Культура

Просто слушай: отрывок из книги Александра Довженко «Зачарованная Десна»

Автобиографическая повесть наполнена воспоминаниями детства о хорошие времена, где маленьким наивным ребенком замечаешь красоту во всем, что окружает…

Но если погрузиться в произведение уже взрослым – приходит грусть, ностальгируешь по прошлому и начинаешь понимать, что хотел донести автор…

ПРОСТО СЛУШАЙ:

ПРОСТО ЧИТАЙ:

Звали нашего деда, как я уже потом он Семеном. Он был высокий и худой, и лоб у него высокий, волнистые длинные волосы седые, а борода белая. И была у него большая грыжа еще с молодых чумацких лет. Пахнул дед теплой землей и немного мельницей. Он был грамотный по-церковному и в воскресенье любил торжественно читать псалтырь. Ни дед, ни мы не понимали прочитанного, и это всегда волновало нас, как странная тайна, которая предоставляла прочитанному особенного, незаурядной смысла.

Мать ненавидела деда и считала его за чернокнижника. Мы не верили матери и защищали деда от ее нападений, потому что псалтырь внутри был не черный, а белый, а толстая кожаная обложка — коричневая, как гречишный мед или старая халява. В конце концов, мать украдкой таки уничтожила псалтырь. Она сожгла его в печи по одному листочку, боясь курить сразу весь, чтобы он не взорвался и не разнес печи.

Любил дед хорошую беседу и доброе слово. Время по дороге на луг, когда кто спрашивал у него дорогу на Борзну или на Батурин, он долго стоял посреди дороги и, размахивая кнутовищем, кричал вслед путнику:

— Прямо и прямо и прямо и никуда не сворачивайте!.. Добрый человек поехала, дай ей бог здоровья,— вздыхал он ласково, когда путник наконец исчезал в кустах.

— А кто она, дед, человек та? Откуда она?

— А бог ее знает, разве я знаю… Ну, чего стоишь как вкопанный? — обращался дед к лошади, садясь на телегу.— Но, трогай-потому что, ну…

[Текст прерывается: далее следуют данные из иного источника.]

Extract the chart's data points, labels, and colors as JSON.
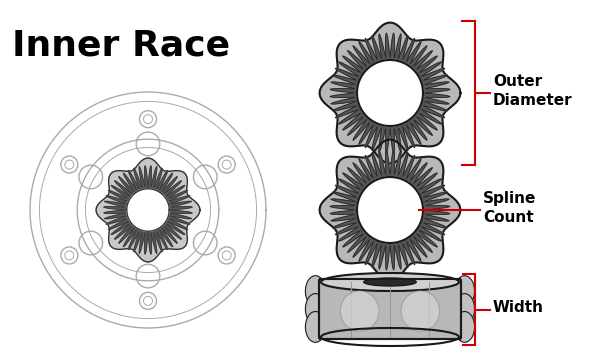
{
  "title": "Inner Race",
  "background_color": "#ffffff",
  "title_fontsize": 26,
  "title_fontweight": "bold",
  "gear_fill": "#b8b8b8",
  "gear_fill_dark": "#909090",
  "gear_edge": "#1a1a1a",
  "spline_fill": "#555555",
  "red_color": "#cc0000",
  "hub_line_color": "#aaaaaa",
  "label_fontsize": 11,
  "labels": [
    "Outer\nDiameter",
    "Spline\nCount",
    "Width"
  ]
}
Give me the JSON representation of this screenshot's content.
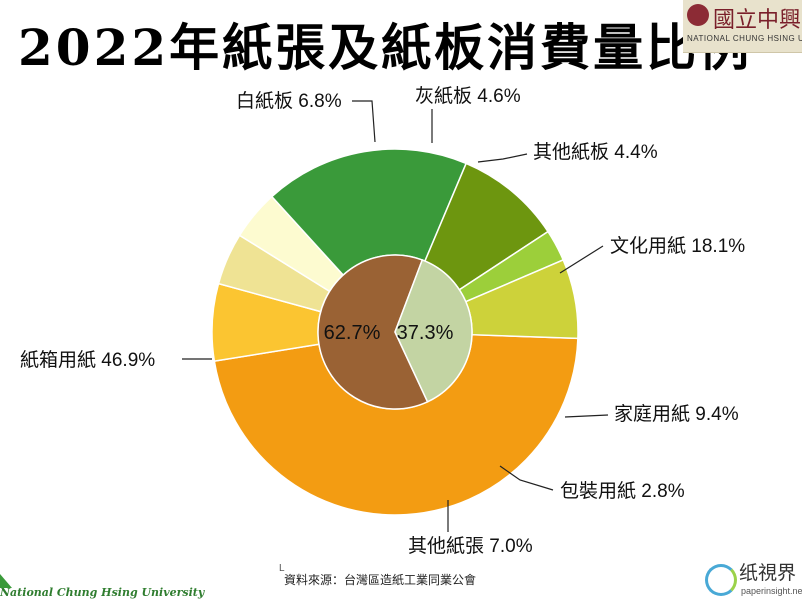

Он был наш добрый дух луга и рыбы. Грибы и ягоды собирал он в лесу лучше нас всех и разговаривал с лошадьми, с телятами, с травами, с старой грушей и дубом — со всем живым, что росло и двигалось вокруг.

А когда мы вот время наловим волоком или топчійкою рыбы и принесем к шалашу, он, улыбаясь, укоризненно качал головой и говорил с чувством тонкого сожаления и примиренності с бегом времени:

— А-а, разве это рыба! Невесть что, не рыба. Вот когда была рыба, чтобы вы знали. Вот с покойным Серегой, пусть царствует, как пойдем было…

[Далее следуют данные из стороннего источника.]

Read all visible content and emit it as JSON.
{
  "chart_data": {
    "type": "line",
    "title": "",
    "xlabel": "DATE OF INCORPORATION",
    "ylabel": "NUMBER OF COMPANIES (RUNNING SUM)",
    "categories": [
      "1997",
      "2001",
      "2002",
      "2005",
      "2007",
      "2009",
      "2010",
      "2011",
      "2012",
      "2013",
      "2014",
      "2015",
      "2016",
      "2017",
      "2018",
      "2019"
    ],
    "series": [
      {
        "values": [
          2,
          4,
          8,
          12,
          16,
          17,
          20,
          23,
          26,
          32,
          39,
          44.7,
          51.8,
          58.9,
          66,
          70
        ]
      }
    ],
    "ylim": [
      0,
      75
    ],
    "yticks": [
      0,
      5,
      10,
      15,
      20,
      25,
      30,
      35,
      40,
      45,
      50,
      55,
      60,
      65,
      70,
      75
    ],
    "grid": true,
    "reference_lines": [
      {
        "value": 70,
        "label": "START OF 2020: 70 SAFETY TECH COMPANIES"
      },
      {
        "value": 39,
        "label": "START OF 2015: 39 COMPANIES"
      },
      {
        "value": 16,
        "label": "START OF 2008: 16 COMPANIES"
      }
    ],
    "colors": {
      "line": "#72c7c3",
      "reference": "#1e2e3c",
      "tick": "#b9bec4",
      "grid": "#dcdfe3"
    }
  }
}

Здесь дед заводил нас в такие сказочные дебри старины, что мы переставали дышать и бить комаров на жижках и на шее, и тогда уже комары нас поедом ели, пили нашу кровь, наслаждаясь, и уже давно вечер поступал, и крупные сомы уже походили в Десне между звездами, а мы все слушали, раскрыв широко глаза, пока не повергались в сон в душистом сене под дубами над заколдованной рекой Десной.

Лучшей рыбой дед считал линину. Он не ловил линей в озерах ни волоком, ни топчійкою, а то как будто брал их из воды прямо руками, как китайский фокусник. Они будто сами плыли в его руки. Говорили, он знал такое слово.

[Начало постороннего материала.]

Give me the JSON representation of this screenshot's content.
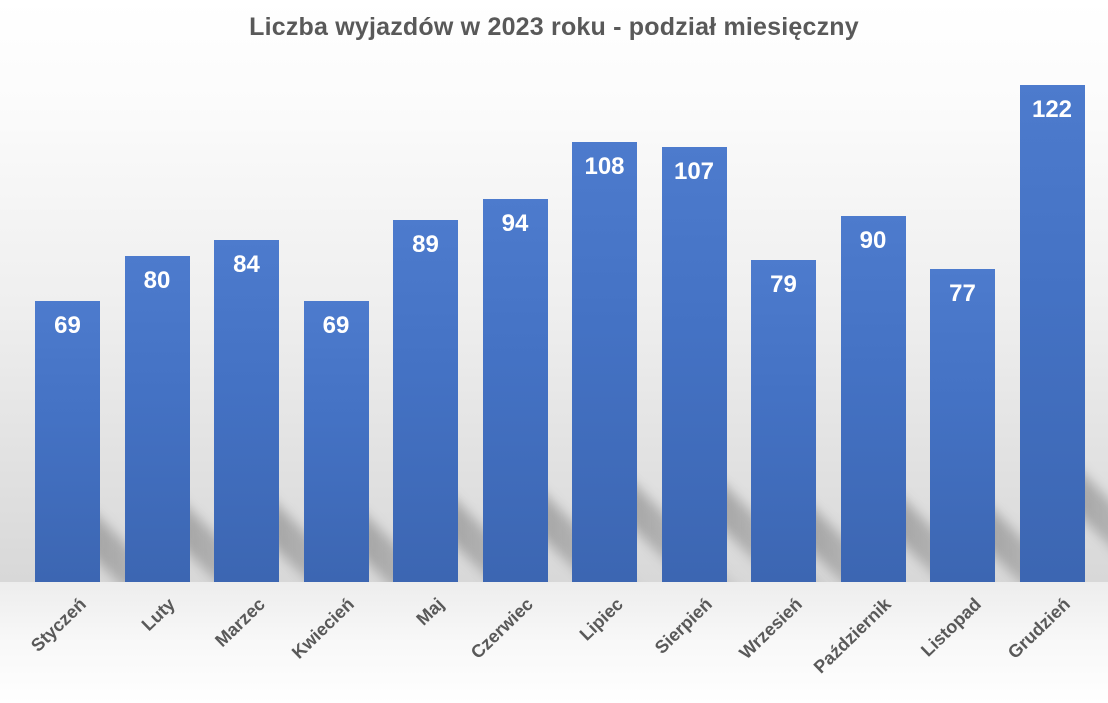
{
  "title": "Liczba wyjazdów w 2023 roku - podział miesięczny",
  "chart_data": {
    "type": "bar",
    "title": "Liczba wyjazdów w 2023 roku - podział miesięczny",
    "categories": [
      "Styczeń",
      "Luty",
      "Marzec",
      "Kwiecień",
      "Maj",
      "Czerwiec",
      "Lipiec",
      "Sierpień",
      "Wrzesień",
      "Październik",
      "Listopad",
      "Grudzień"
    ],
    "values": [
      69,
      80,
      84,
      69,
      89,
      94,
      108,
      107,
      79,
      90,
      77,
      122
    ],
    "xlabel": "",
    "ylabel": "",
    "ylim": [
      0,
      143
    ],
    "grid": false,
    "legend": false,
    "y_axis_visible": false,
    "data_labels_position": "inside-end",
    "data_label_color": "#ffffff",
    "bar_color": "#4472c4",
    "axis_label_color": "#595959",
    "title_color": "#595959",
    "effects": "perspective diagonal shadow lower-right, gradient chart background"
  }
}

Летом дед частенько лежал на погребні ближе к солнца, особенно в полдень, когда солнце припекало так, что все мы, и наш кот, и собака, и куры прятались под любисток, красная смородина или в табак. Тогда ему была наибольшая радость…

Более всего на свете дед любил солнце. Он прожил под солнцем круг ста лет, никогда не прячась в холодок. Так под солнцем на погребні, круг яблони, он и умер, когда пришло его время.

Дед любил кашлять. Кашлял он так долго и громко, что сколько мы не старались, никто не мог его как следует передразнить. Его кашель слышал весь угол. Старые люди по дедовском кашля даже угадывали погоду.

Время, когда солнце хорошо припечет, он аж сыновей весь от кашля и ревел, как волк или лев, хватаясь обеими руками за штаны, где была и грыжа, и закарлючуючи кверху ноги, совсем как маленький.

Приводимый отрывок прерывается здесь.